Patchwork RFA: fix dbr_schedule to leave unique ids unique

login
register
mail settings
Submitter Joern Rennecke
Date Oct. 19, 2012, 3:22 p.m.
Message ID <20121019112258.f139lurwg0g8w8gk-nzlynne@webmail.spamcop.net>
Download mbox | patch
Permalink /patch/192735/
State New
Headers show

Comments

Joern Rennecke - Oct. 19, 2012, 3:22 p.m.
Quoting Richard Sandiford <rdsandiford@googlemail.com>:

> Joern Rennecke <joern.rennecke@embecosm.com> writes:
>> Quoting Richard Sandiford <rdsandiford@googlemail.com>:
>>> The fact that we even have shared unique ids is pretty bad -- and surely
>>> a contradiction in terms -- but I think both ways of handling them rely
>>> on the length being the same for all copies.  If we don't record a length
>>> (your version), we won't set something_changed if the length of this copy
>>> did in fact change, which could lead to branches remaining too short.
>>
>> That is not the case, as the current length of the inner insn is added to
>> new_length (of the outer insn).
>>
>>> If we do record a length (current version),
>>
>> In the current version, the length of the inner insn is calculated anew
>> each iteration, so only the out-of-sequence copy suffers from the bogosity.
>>
>>> we could end up changing
>>> the length of previous copies that have already been processed in
>>> this iteration.
>>
>> Both that, and also using the length or the previous insn for the inner
>> length calculation, and ratcheting them up together.
>> In fact, this can make delay slot instructions ineligible for the delay slot
>> they are in.  Also, the unwanted length cross-interference can violate
>> alignment invariants, and this leads to invalid code on ARCompact.
>
> But if you're saying that ARCompat wants different copies of the same insn
> (with the same uid) to have different lengths, then please fix dbr_schedule
> so that it uses different uids.  The "i == 0" thing is just too hackish IMO.
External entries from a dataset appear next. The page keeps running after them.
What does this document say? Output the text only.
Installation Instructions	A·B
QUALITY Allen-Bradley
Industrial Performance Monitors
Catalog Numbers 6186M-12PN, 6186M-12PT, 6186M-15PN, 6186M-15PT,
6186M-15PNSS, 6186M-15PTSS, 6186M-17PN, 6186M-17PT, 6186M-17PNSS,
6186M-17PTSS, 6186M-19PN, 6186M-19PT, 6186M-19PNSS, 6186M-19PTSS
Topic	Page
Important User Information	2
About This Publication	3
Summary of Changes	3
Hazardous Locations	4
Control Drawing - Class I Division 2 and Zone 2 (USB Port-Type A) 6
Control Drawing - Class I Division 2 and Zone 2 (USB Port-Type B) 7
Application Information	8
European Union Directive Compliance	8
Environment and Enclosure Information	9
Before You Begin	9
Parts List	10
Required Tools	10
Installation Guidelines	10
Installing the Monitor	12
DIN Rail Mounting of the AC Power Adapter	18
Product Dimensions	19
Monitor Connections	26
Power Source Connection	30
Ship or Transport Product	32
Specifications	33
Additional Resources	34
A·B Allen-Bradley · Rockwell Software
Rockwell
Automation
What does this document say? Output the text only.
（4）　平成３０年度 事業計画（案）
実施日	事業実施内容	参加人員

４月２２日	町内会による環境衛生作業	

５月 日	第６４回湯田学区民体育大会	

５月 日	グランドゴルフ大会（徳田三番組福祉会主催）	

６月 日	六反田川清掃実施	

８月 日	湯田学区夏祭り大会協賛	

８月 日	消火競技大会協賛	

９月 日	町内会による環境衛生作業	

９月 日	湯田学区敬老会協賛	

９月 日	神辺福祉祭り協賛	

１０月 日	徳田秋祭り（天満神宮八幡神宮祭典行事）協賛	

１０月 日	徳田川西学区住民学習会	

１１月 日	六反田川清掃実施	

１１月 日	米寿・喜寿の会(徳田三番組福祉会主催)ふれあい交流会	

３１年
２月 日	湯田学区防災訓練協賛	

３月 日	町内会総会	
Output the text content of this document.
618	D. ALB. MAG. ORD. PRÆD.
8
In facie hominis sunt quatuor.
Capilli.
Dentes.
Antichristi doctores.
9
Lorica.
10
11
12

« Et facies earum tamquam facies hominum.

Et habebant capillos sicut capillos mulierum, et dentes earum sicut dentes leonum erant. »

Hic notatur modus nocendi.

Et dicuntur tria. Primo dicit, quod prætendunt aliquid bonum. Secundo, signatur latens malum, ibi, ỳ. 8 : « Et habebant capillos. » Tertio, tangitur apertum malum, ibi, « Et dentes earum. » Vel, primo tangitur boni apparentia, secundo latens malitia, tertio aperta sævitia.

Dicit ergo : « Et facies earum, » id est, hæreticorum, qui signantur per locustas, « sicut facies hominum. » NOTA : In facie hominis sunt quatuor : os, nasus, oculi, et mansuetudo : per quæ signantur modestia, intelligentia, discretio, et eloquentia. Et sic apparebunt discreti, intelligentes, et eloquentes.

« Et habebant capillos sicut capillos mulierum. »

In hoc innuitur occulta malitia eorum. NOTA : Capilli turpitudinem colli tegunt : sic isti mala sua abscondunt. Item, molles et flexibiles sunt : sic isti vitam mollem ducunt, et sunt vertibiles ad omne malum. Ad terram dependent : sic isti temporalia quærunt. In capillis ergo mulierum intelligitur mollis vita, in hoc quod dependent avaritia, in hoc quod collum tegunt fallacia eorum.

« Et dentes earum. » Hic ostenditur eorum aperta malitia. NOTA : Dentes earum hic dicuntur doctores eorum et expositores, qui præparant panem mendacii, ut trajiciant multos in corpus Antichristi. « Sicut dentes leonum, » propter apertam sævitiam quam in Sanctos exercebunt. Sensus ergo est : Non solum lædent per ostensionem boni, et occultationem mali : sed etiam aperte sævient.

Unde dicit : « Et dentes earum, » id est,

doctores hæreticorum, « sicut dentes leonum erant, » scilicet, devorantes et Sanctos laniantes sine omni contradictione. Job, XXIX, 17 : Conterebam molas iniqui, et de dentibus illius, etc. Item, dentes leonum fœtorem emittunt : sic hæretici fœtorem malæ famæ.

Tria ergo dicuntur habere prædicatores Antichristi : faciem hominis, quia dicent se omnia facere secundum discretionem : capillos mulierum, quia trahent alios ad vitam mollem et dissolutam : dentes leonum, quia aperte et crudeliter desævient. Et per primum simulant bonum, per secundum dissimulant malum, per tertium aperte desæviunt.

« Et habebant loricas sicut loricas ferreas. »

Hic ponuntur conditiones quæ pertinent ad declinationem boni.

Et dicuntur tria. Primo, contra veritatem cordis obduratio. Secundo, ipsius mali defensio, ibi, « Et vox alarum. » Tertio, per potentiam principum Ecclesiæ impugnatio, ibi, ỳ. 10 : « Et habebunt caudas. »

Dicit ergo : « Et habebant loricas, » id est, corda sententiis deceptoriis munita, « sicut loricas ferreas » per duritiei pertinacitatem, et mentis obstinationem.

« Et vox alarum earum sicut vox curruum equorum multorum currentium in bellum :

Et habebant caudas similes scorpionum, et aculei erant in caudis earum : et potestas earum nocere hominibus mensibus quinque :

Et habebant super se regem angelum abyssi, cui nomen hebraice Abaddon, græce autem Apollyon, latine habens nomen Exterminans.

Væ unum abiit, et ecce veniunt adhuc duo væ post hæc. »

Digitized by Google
Implemented with the attached patch.
I've been wondering if I should use copy_insn, but that doesn't seem to make
any real difference after reload.
Also, copying only PATTERN, INSN_LOCATION, and REG_NOTES into the new
insn obtained from make_insn_raw had seemed a possibility, but there is no
firm assurance that we will only see insn with the code INSN.
In the end, continuing to use copy_rtx to make the copy seems least likely to
break something.  And now that the copying is in one place, it's easier to
change the way it is done if you want to try that.

We waste a bit of memory (temporarily, as it is garbage collected) by using
make_insn_raw just to increment cur_insn_uid.  Alternatives would be to
move the function inside emit-rtl.c, or have emit-rtl.h provide a means to
increment cur_insn_uid.  Well, or we could directly access  
crtl->emit.x_cur_insn_uid, but that would certainly be hackish.

regression tested on i686-pc-linux-gnu X cris-elf

(cris-elf has delayed branches, CASE_VECTOR_SHORTEN_MODE, is not  
currently affected by PR54938, and builds libgfortran.)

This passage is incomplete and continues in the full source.